All nutritional information provided by:
BALANCE, Nutritional and Lifestyle Advice.
Contact on: 086 1203460


A - Leg - Suitable for roasting or baking slowly. Lamb chops are also cut from the leg.

B - Shank - Perfect for long, slow cooking with wine, stock vegetables and some strong flavourings.

C - Chump - Equivalent of the rump of beef and makes a nice small roasting joint.

D - Loin - Loin chops are often cut from this piece of meat but can also be used as a good roasting cut. Eye of the Loin can be cut into fillet steaks which can be fried, grilled or barbecued.

E - Rack of Lamb - Best slow cooked in oven but can also be cut into small cutlets for individual use.

F - Breast - A little fatty so best cooked slowly and perhaps stuffed with breadcrumbs, garlic and herbs to add flavour.

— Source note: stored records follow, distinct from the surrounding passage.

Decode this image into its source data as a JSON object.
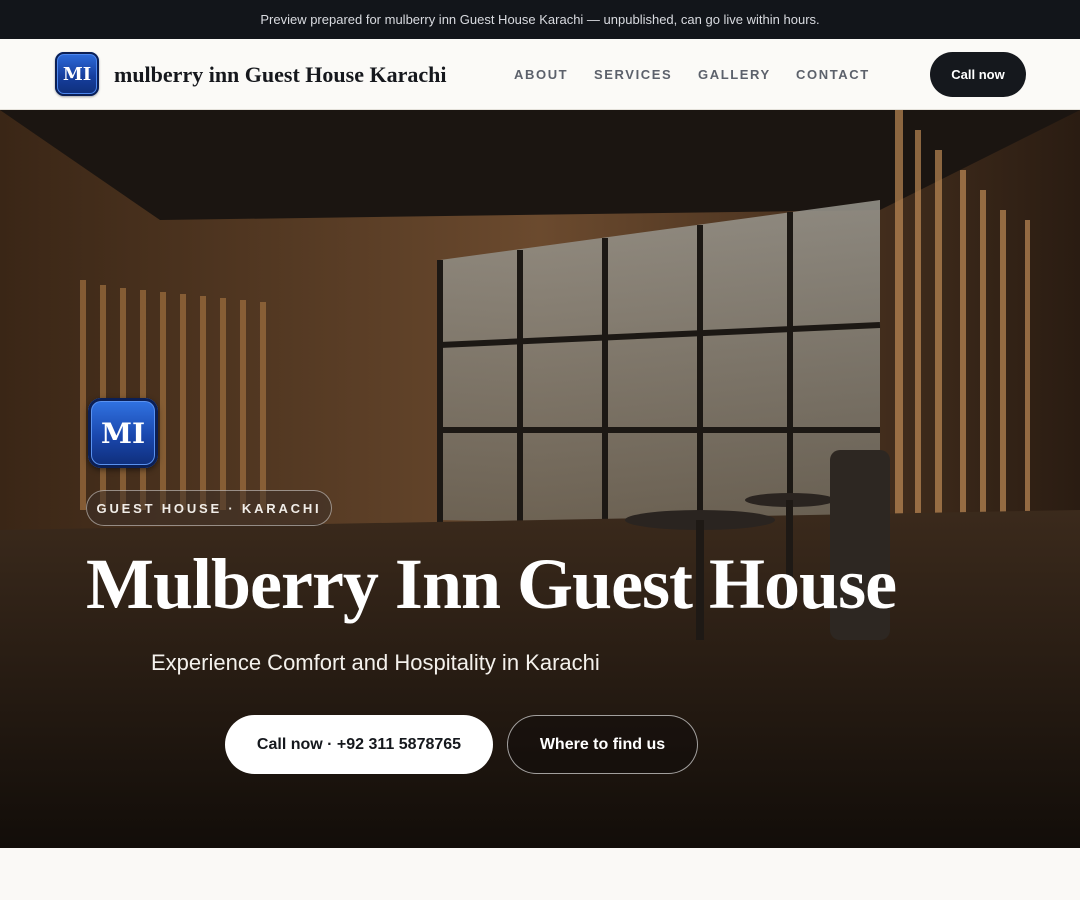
{
  "banner": {
    "text": "Preview prepared for mulberry inn Guest House Karachi — unpublished, can go live within hours."
  },
  "header": {
    "logo_text": "MI",
    "brand": "mulberry inn Guest House Karachi",
    "nav": [
      {
        "label": "ABOUT"
      },
      {
        "label": "SERVICES"
      },
      {
        "label": "GALLERY"
      },
      {
        "label": "CONTACT"
      }
    ],
    "cta_label": "Call now"
  },
  "hero": {
    "logo_text": "MI",
    "eyebrow": "GUEST HOUSE · KARACHI",
    "title": "Mulberry Inn Guest House",
    "subtitle": "Experience Comfort and Hospitality in Karachi",
    "primary_button": "Call now · +92 311 5878765",
    "secondary_button": "Where to find us",
    "background_image": "dim-lit-lobby-with-glass-doors-and-wooden-slats"
  },
  "colors": {
    "banner_bg": "#12151a",
    "header_bg": "#fbfaf7",
    "dark_button": "#15181d",
    "logo_blue": "#1a47ad",
    "page_bg": "#faf9f6"
  }
}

G - Shoulder - Tender meat, best bought when boned and rolled, slowly roasting in oven and stuffed before cooking will add to the taste and flavour.

H - Shin - Only used in stews and slow cook recipes.

I - Middle Neck - Filleted neck makes for great stewing meat, but cooking on the bone gives great flavours. Irish stew is the classic dish that uses this cut.

J - Scrag End - Also a tender cut suitable for stews and hot pots, slow cooking needed.